Winning bidders for Glendale Federal's assets, which were divided into six pools, were Wells Fargo & Co.; Aldrich Eastman Waltch; Colony Capital Inc.; and Oxford Life Insurance Co.
The Glendale, Cal.-based thrift did not disclose prices except to say that sale proceeds will exceed book value of the assets, net of loan-loss reserves.
But sources close to the transaction said the sale prices ranged from 75% to 82% of the assets' original loan values of approximately $250 million, suggesting a total of roughly $190 million.
That amount represents an 8% premium to the values, net of reserves, at which Glendale carries the assets on its books, the sources said. That will permit the thrift to reallocate reserves to other problem assets.

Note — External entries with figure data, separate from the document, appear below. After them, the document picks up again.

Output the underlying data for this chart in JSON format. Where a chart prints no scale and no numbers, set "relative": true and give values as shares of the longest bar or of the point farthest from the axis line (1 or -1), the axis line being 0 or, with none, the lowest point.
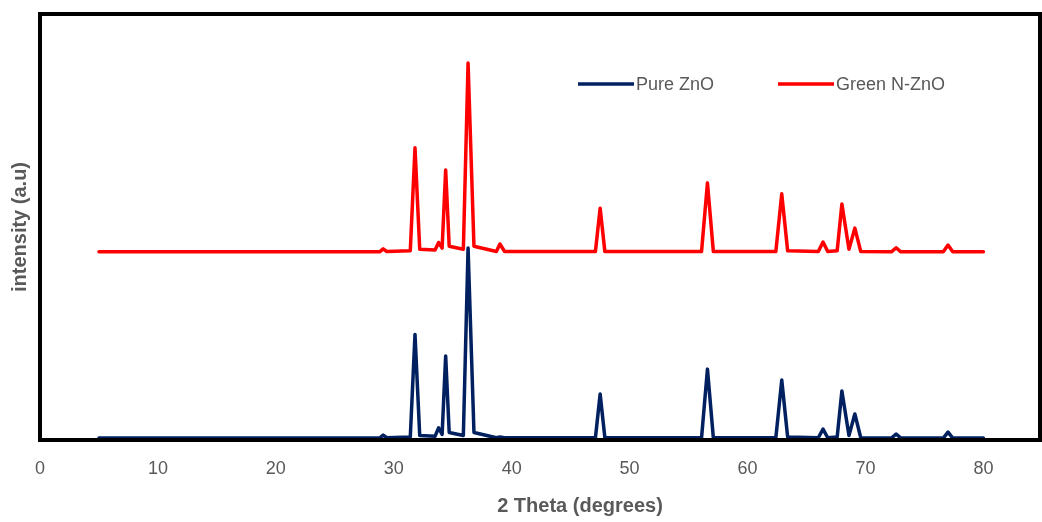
{
  "chart_data": {
    "type": "line",
    "xlabel": "2 Theta (degrees)",
    "ylabel": "intensity (a.u)",
    "relative": true,
    "xlim": [
      0,
      84.8
    ],
    "xticks": [
      0,
      10,
      20,
      30,
      40,
      50,
      60,
      70,
      80
    ],
    "tick_labels": "x",
    "legend": "top right",
    "grid": false,
    "line_style": "solid",
    "x": [
      5,
      28.8,
      29.1,
      29.4,
      31.4,
      31.8,
      32.2,
      33.5,
      33.8,
      34.1,
      34.4,
      34.7,
      35.9,
      36.3,
      36.8,
      38.7,
      39.0,
      39.4,
      47.1,
      47.5,
      47.9,
      56.1,
      56.6,
      57.1,
      62.4,
      62.9,
      63.4,
      66.0,
      66.4,
      66.8,
      67.6,
      68.0,
      68.6,
      69.1,
      69.6,
      72.2,
      72.6,
      73.0,
      76.6,
      77.0,
      77.4,
      80
    ],
    "series": [
      {
        "name": "Pure ZnO",
        "color": "#002060",
        "values": [
          0.005,
          0.005,
          0.013,
          0.006,
          0.008,
          0.28,
          0.012,
          0.01,
          0.032,
          0.015,
          0.223,
          0.02,
          0.012,
          0.509,
          0.02,
          0.006,
          0.008,
          0.006,
          0.006,
          0.122,
          0.006,
          0.006,
          0.188,
          0.006,
          0.006,
          0.159,
          0.008,
          0.006,
          0.029,
          0.006,
          0.008,
          0.13,
          0.012,
          0.069,
          0.006,
          0.005,
          0.016,
          0.005,
          0.005,
          0.021,
          0.005,
          0.005
        ]
      },
      {
        "name": "Green N-ZnO",
        "color": "#ff0000",
        "values": [
          0.499,
          0.499,
          0.507,
          0.5,
          0.502,
          0.775,
          0.506,
          0.504,
          0.524,
          0.509,
          0.716,
          0.514,
          0.506,
          1,
          0.514,
          0.5,
          0.52,
          0.5,
          0.5,
          0.615,
          0.5,
          0.5,
          0.682,
          0.5,
          0.5,
          0.653,
          0.502,
          0.5,
          0.525,
          0.5,
          0.502,
          0.626,
          0.506,
          0.562,
          0.5,
          0.499,
          0.51,
          0.499,
          0.499,
          0.517,
          0.499,
          0.499
        ]
      }
    ]
  }
}
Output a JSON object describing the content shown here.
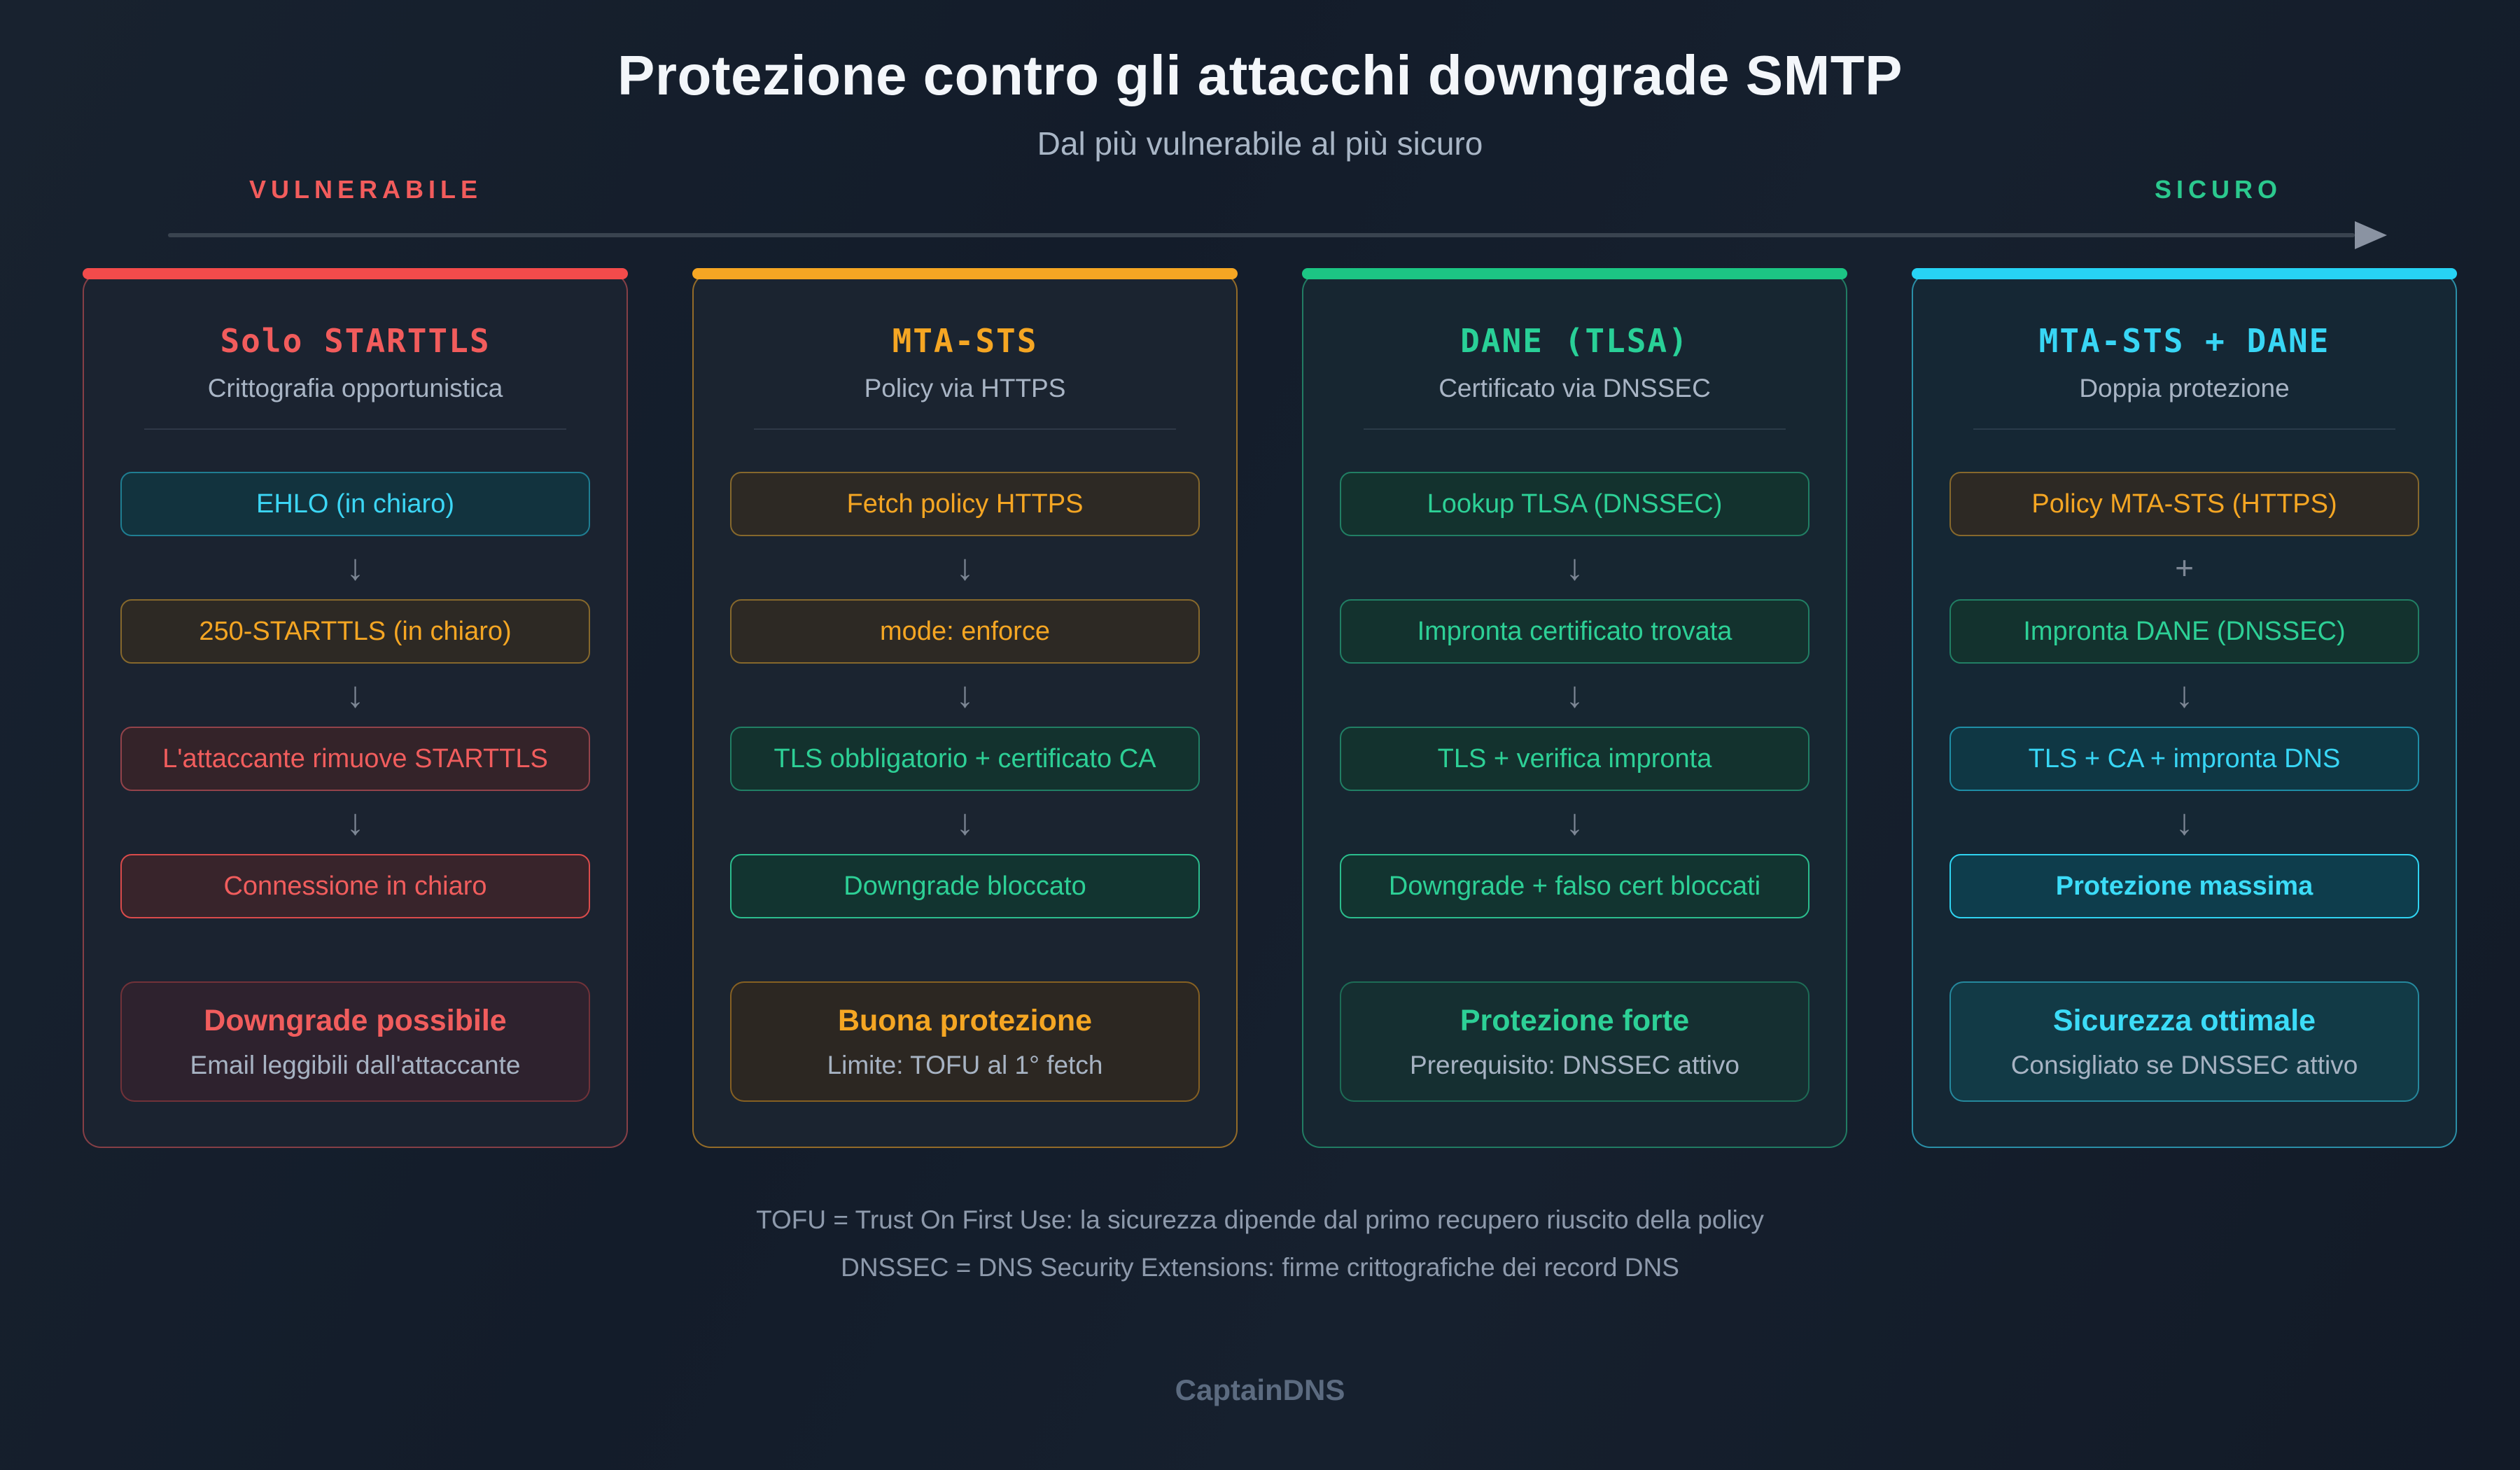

The sale will trim Glendale's nonperforming assets by $186.4 million, or 21.5% of the $866.8 million in nonperformers held at the end of March. Glendale's total assets were $17.3 billion.
Bidding was said to be very competitive, with two dozen participants making offers for one or more pools. Assets, mainly in Southern California, included foreclosed commercial real estate, performing and non-performing apartment and commercial property loans, and $2 million in single family residential loans.
Glendale Federal chairman and chief executive Stephen J. Trafton noted his institution's "patience in waiting for improved market conditions rather than dumping loans at fire sale prices," an allusion to thrifts that wrote off hefty amounts to cover bulk-asset sales.